Certain formulations of Adderall are also now more widely available, according to the FDA’s drug shortage database, however, the agency still lists the drug as being in shortage.

Dr. Sarah Cheyette, a pediatric neurologist who treats both children and adults with ADHD at the Palo Alto Medical Foundation, said January was a bad month for her patients. 

Vyvanse, even with generic versions recently approved, is still hard to come by, she said; so is Ritalin and Focalin.  

Patients have to go to multiple pharmacies to find their prescriptions, she said, and many pharmacies tell them they have the drugs on back order.

Dr. David Goodman, director of the Adult Attention Deficit Disorder Center of Maryland, said that for his patients, the shortage is not as “problematic” as it was several months ago, but it's not alleviated yet. 

He said he has noticed that the brand name version of Adderall is more readily available, but not its generic versions.

The reason for that, he said, could be because many insurance companies exclusively cover generic versions, prompting patients to quickly get these versions as soon as they hit the market, leading to increased demand and short supply. Some insurance companies, he said, have recently started paying for the brand-name drug if patients are unable to get their hands on the generic versions....


Berkeley Lovelace Jr. is a health and medical reporter for NBC News. He covers the Food and Drug Administration, with a special focus on Covid vaccines, prescription drug pricing and health care. He previously covered the biotech and pharmaceutical industry with CNBC.


This week, the State of Michigan Department of Insurance and Financial Services entered the fray.

DIFS Urges Health Insurers to Support Michiganders Impacted by Ongoing ADHD Medication Shortage


(LANSING, MICH) Michigan Department of Insurance and Financial Services (DIFS) Director Anita Fox today urged state-regulated health plans to take steps to support Michigan families impacted by the ongoing national shortage of medications used to treat attention-deficit/hyperactivity disorder (ADHD).

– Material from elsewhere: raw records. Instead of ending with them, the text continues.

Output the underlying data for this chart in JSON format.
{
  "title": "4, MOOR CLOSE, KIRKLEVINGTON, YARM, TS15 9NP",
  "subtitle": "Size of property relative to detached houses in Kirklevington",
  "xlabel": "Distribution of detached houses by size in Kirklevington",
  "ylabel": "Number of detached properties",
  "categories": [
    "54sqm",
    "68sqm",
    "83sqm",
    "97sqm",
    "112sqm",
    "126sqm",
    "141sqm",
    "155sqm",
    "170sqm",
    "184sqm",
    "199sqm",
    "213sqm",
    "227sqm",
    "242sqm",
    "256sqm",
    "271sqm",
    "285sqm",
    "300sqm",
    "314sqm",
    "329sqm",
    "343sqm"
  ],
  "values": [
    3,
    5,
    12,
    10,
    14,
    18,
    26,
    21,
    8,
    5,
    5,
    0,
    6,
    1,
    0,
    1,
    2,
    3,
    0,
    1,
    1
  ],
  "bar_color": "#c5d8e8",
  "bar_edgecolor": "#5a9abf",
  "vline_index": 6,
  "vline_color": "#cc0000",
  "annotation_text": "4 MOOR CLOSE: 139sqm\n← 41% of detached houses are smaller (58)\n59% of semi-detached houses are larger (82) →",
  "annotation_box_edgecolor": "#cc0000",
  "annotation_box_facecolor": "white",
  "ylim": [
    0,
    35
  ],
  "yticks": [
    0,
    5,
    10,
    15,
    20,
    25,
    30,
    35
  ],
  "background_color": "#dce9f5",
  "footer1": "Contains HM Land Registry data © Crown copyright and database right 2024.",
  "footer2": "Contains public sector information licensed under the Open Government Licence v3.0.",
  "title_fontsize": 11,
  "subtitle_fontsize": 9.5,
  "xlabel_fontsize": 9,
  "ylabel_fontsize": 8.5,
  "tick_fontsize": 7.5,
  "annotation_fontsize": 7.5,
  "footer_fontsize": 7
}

“Michigan families are grappling with a widespread and ongoing shortage of medications that treat ADHD, and today we are urging health insurers to take steps to assist these families,” said DIFS Director Anita Fox. “Some insurers have reduced copays or adjusted coverage tiers, and today’s bulletin urges all Michigan health insurers to exercise flexibility to help Michigan families impacted by this shortage, for example by covering alternative medications or lowering out-of-pocket costs for name brand drugs when generic options are unavailable. Additionally, insurers should take steps to ensure that pharmacies and consumers are aware of these options. Michigan families impacted by the shortage should contact their health insurer for assistance in accessing these needed medications.”

In a bulletin issued today, the Department urged insurers to exercise flexibility with coverage and cost-sharing requirements for the duration of this shortage. The bulletin applies to fully insured Michigan health insurance plans in the individual, small group, and large group markets, which includes plans sold on the Health Insurance Marketplace. Michiganders with self-funded group health plans offered by some large employers should contact their insurer or employer to understand any accommodations available to assist with this medication shortage.

Michiganders impacted by this medication shortage should first contact their insurer for assistance. For concerns that cannot be resolved directly with the health insurer, call DIFS at 877-999-6442 Monday through Friday from 8 a.m. to 5 p.m. or file a complaint online at


And just think: they haven't even started yet on the cause of so much ADD/ADHD.